1) Nada de móviles en la mesa. Los dispositivos electrónicos no tiene cabida en un lugar en el que debemos prestar atención tanto a nuestros compañeros de mesa como a la comida y bebida que nos sirven. Estrictamente, no deberíamos tener un móvil encendido ni siquiera aunque lo tengamos guardado en el bolsillo. Estamos para disfrutar de la comida y para conversar con quien tengamos sentado al lado; las invocaciones a través del Smartphone pueden esperar. Tampoco podemos retocarnos el maquillaje mientras estamos en la mesa

2) Si necesitamos algo de la mesa (sal, aderezos, salsa, bebida) debemos pedir que nos los acerquen, nunca extender el brazo sobre el plato del comensal que tengamos al lado. Además de ser incómodo, si lo hacemos sin previo aviso, podríamos mancharnos.

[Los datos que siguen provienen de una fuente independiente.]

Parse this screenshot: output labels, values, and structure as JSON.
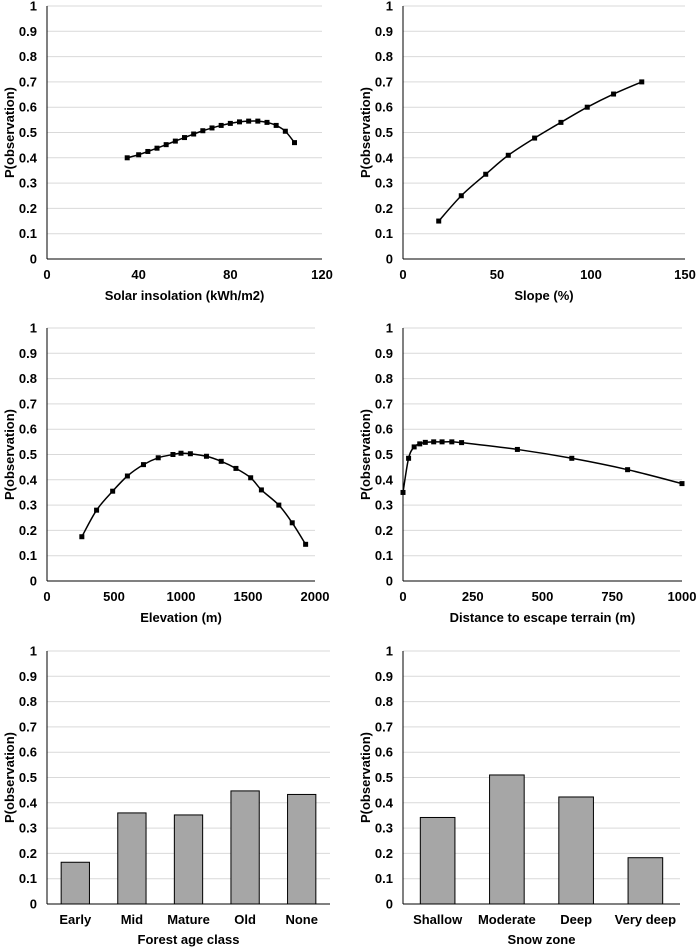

3) No se pica del plato ajeno, ni se hacen trasvases de comida desde un plato a otro. Esta es una norma que separa las comidas entre amigos de las que son más formales y a veces es un poco difícil de cumplir porque ya se sabe: la comida que sirven a los demás siempre parece más rica que la que nos ponen.

4) Las damas primero, siempre. Un poco de normas “old fashion” nunca están de más. Si asistimos a una comida formal, debemos esperar a que todas las señoras estén sentadas antes de aposentarnos.

5) Los codos fuera de la mesa, la servilleta siempre sobre el regazo y la espalda, pegada al respaldo de la silla. Esta es la postura estándar. No vale ni estar encorvado ni ponernos la servilleta en plan babero. Los codos pueden apoyarse en la mesa siempre y cuando no haya comida sobre el plato o no tengamos un cubierto en la mano.

Hasta aquí nuestras pequeñas indicaciones. Creemos que son fáciles de seguir y pueden darnos ese saber hacer cuando compartimos un momento tan común pero al tiempo particular como es comer. Sobre todo si la ocasión es formal o solemne. Además, creemos que sabiendo estos pequeños preceptos, podremos disfrutar más de nuestras transgresiones cuando comemos con la familia o los amigos, grandes refugios de la confianza.